As debris began piling up and the county was in need of the lot for a coming renovation project, officials prepared to shutter the camp. They arranged to pay mechanics up to $1,500 per vehicle for repairs and helped some obtain vehicle registrations. Department of Social Services and homeless outreach workers visited often, offering services and hotel vouchers, although Daystarr says some programs aren’t a good fit for those like herself with pets, or who struggle with mental health issues.

On Monday, Nov. 8, about 35 or so RVs, trailers, vans and cars were tagged with bright orange stickers from the Monterey County Sheriff’s Office announcing vehicles must be moved by Nov. 12 or be towed. Some residents say they have nowhere else to go.
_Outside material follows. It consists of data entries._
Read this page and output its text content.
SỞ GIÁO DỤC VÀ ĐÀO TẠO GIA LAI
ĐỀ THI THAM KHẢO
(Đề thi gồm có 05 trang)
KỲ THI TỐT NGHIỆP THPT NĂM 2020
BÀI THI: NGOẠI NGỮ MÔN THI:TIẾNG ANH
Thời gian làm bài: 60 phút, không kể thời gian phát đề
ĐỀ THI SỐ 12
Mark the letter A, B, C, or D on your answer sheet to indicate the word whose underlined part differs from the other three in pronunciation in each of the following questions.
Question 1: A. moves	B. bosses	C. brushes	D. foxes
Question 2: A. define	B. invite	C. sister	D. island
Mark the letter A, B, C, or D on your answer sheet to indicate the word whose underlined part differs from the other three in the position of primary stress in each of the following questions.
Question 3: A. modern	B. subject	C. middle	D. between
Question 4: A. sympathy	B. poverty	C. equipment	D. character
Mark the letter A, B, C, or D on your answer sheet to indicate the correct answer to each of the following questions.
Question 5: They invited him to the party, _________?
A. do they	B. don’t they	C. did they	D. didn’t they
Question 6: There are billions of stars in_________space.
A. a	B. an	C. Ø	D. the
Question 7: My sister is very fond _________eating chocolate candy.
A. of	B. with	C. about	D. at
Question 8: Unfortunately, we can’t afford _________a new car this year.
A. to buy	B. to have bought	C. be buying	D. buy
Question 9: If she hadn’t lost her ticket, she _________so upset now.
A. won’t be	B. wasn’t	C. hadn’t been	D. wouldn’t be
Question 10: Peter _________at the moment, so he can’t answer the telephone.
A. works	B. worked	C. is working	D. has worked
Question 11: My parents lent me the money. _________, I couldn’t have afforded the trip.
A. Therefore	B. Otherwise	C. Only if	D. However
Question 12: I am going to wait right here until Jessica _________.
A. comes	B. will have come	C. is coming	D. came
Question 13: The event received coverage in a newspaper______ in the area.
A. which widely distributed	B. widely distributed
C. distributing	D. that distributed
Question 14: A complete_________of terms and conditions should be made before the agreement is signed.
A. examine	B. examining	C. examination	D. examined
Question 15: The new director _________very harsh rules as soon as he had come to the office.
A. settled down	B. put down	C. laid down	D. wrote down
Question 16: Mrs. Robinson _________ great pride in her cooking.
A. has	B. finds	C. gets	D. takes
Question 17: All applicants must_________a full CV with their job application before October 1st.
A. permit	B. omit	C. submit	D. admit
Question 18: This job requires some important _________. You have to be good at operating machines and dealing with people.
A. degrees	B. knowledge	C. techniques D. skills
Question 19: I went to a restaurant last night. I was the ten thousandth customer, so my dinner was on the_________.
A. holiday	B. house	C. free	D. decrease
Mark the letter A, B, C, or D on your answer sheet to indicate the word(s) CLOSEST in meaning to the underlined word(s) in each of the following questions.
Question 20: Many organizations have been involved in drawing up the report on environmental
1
Daystarr says she’ll find somewhere to park her RV, but she’s keeping it quiet for fear some unruly residents will follow. “It’s stressing me out, I’m not sleeping,” she says of the impending eviction day. “I walk out here every night and I pray. I pray so hard.”

One woman who calls herself “The Grinch,” and proudly displays a cutout of the Dr. Seuss’ character’s head on the door to her RV, says this isn’t the first time she’s been booted. The county evicted her once before from an encampment on Lapis Road in 2017. “I’m the Grinch because they make me move,” she says.